A world to design for
Long trends
This attempts to ground the high level goals expressed in Max entropy. As the starting point for Now City, it is helpful to set the stage by establishing a vision for community development. The context is that I’m writing in 2025 and looking ahead some number of decades.
Strongly held views on urban trends
- Home as increasingly important, requiring more area per person, and being more central in life.
- Continued automation in the home and in cities (see Robodistricts).
- Competition between cities to attract investment and talent.
- Focus on healthy places and wellness imbued in cities.
Slightly less strongly held trends
- Low-carbon investment driven by self-sufficiency, efficiency, and resilience rather than the goal of low-carbon itself. The cost of subsidizing green solutions to achieve low-carbon trajectories is increasingly out of reach. However, the stone age didn’t end because we ran out of stones, and so the fossil fuel age hopefully doesn’t end because we run out of fossil fuel, but because we find more attractive alternative technologies that perform better.
- Technology-native population but not necessarily more democratic or connected due to a simultaneously monopolized and fragmented landscape (see Smart urbanism)
Status quo likely to remain
- Construction with wood and masonry.
- Communities organized around proximity and shared interests, with different scales of intimacy aren’t going anywhere.
- Physical schools for children 2-18 will remain.
- Some amount of shopping for daily needs and specialty goods, and increasingly repair, is needed.
- People will also continue to want to frequent eating and drinking establishments and some other forms of group entertainment.
- Personal vehicles (cars) will remain as an organizing force, especially in less sparsely populated areas.
- Capitalism because central planning for something as fluid as the economy is usually a mistake.
Unknowns
When pricing in the amount of effort to spend on a long term project like city making, it is important to consider the probability of some potentially large scale risks, and what that would do to the project.
- Artificial super intelligence (ASI) has the potential to be disruptive, but it could also entrench us in the status quo.
- Fusion energy could unlock unlimited free energy, which would release some of the constraints factored into the vision.
- Runaway climate change and biosphere collapse. At this point, global warming and SLR are locked in. Boston, for instance, will certainly have Virginia’s climate before long, but an extreme runaway scenario would look a lot worse.

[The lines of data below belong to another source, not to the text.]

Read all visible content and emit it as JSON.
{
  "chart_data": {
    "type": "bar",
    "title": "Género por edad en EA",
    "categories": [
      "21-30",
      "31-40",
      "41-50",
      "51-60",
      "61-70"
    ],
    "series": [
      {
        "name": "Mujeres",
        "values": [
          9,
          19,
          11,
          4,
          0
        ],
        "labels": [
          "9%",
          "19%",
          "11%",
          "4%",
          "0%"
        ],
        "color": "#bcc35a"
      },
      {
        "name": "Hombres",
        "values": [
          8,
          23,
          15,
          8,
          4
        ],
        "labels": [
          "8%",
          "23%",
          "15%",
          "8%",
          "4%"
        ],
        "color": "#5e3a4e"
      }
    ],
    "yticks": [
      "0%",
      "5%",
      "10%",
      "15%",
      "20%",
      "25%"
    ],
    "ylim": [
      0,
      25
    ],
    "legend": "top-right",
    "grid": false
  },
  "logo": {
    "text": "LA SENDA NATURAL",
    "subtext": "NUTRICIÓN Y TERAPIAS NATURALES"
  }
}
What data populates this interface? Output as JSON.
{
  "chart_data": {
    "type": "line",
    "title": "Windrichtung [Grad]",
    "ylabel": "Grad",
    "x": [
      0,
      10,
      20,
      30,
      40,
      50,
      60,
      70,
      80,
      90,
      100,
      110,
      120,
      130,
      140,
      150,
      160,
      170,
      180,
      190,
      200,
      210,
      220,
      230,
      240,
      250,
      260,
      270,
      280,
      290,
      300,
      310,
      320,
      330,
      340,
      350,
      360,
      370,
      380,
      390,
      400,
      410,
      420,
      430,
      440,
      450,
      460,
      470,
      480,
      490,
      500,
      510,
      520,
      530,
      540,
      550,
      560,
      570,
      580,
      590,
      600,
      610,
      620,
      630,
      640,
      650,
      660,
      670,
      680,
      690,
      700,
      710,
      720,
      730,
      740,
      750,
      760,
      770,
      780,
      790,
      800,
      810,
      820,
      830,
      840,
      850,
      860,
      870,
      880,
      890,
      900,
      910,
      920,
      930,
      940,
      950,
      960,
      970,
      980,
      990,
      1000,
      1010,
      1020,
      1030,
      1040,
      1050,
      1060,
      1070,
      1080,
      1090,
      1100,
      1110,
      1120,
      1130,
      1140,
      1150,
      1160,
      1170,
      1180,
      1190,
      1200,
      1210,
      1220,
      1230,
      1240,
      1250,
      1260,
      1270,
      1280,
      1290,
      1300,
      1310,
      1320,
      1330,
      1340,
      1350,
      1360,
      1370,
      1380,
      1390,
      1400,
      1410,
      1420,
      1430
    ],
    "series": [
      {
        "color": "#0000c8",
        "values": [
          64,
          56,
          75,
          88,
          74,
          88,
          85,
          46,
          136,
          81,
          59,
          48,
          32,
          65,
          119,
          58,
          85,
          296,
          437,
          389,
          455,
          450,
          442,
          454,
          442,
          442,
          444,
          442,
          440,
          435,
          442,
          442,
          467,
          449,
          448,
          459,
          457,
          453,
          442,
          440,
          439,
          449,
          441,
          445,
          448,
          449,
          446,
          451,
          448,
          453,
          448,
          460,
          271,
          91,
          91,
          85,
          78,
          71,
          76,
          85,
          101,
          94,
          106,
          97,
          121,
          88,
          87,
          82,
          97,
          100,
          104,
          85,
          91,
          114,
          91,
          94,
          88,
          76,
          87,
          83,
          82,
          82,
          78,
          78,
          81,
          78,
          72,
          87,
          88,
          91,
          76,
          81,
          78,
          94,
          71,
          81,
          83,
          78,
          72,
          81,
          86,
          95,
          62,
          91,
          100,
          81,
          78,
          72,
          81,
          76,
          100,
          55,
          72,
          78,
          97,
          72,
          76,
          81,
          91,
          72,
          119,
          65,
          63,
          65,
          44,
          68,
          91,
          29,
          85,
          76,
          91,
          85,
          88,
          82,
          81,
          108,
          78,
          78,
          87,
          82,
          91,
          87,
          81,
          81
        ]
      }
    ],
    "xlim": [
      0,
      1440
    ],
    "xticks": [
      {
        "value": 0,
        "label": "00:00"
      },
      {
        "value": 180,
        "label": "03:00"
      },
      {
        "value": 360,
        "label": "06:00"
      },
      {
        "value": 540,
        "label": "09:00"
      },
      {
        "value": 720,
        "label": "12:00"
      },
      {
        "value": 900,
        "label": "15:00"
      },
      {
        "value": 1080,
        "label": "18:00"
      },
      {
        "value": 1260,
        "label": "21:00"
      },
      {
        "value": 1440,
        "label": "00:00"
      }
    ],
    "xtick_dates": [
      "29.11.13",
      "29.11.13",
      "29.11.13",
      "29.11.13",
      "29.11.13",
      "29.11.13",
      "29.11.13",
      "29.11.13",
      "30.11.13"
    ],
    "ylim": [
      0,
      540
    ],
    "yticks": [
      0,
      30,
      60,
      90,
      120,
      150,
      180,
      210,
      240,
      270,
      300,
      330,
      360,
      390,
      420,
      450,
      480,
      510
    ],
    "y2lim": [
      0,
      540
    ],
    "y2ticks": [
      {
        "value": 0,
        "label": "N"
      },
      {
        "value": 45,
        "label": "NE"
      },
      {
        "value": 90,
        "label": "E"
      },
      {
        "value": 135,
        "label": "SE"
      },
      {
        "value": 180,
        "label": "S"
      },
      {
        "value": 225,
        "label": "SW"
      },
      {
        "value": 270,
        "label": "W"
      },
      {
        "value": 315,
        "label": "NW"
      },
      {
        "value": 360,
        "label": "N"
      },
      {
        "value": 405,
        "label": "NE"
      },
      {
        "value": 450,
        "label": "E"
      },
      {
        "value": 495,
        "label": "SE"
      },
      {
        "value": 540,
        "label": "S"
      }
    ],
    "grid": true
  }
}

2025-2040: Housing shortage due to underbuilding and demographic changes
This wave of population and demographic change has the United States back millions of housing units, so for most places the result of a housing needs assessment is a resounding “yes”. But, there is a time horizon on this growth, and for many places this phase of expansion may be one of the last rounds development that is seen, resulting in a more or less stable built environment (see, Europe, Japan). This period could also cannibalize a lot of the “posts” from the last 100 years, including industrial land, malls, big box stores, and offices as those functions continue to evolve.
2040-2100: Population plateau, but start of climate migration
After the population has plateaued, subsequent growth will come from migration, much of which may be driven by the inevitable climate change (see Max SLR). Temperate places with fresh water will be poised to receive in-migration, as well as places that were previously nigh uninhabitable (northern Canada, Siberia) as they become suitable for agriculture – and the extreme heat around the equator and sea level rise displaces an estimated 1 billion people per degree of global warming (see Organized migration).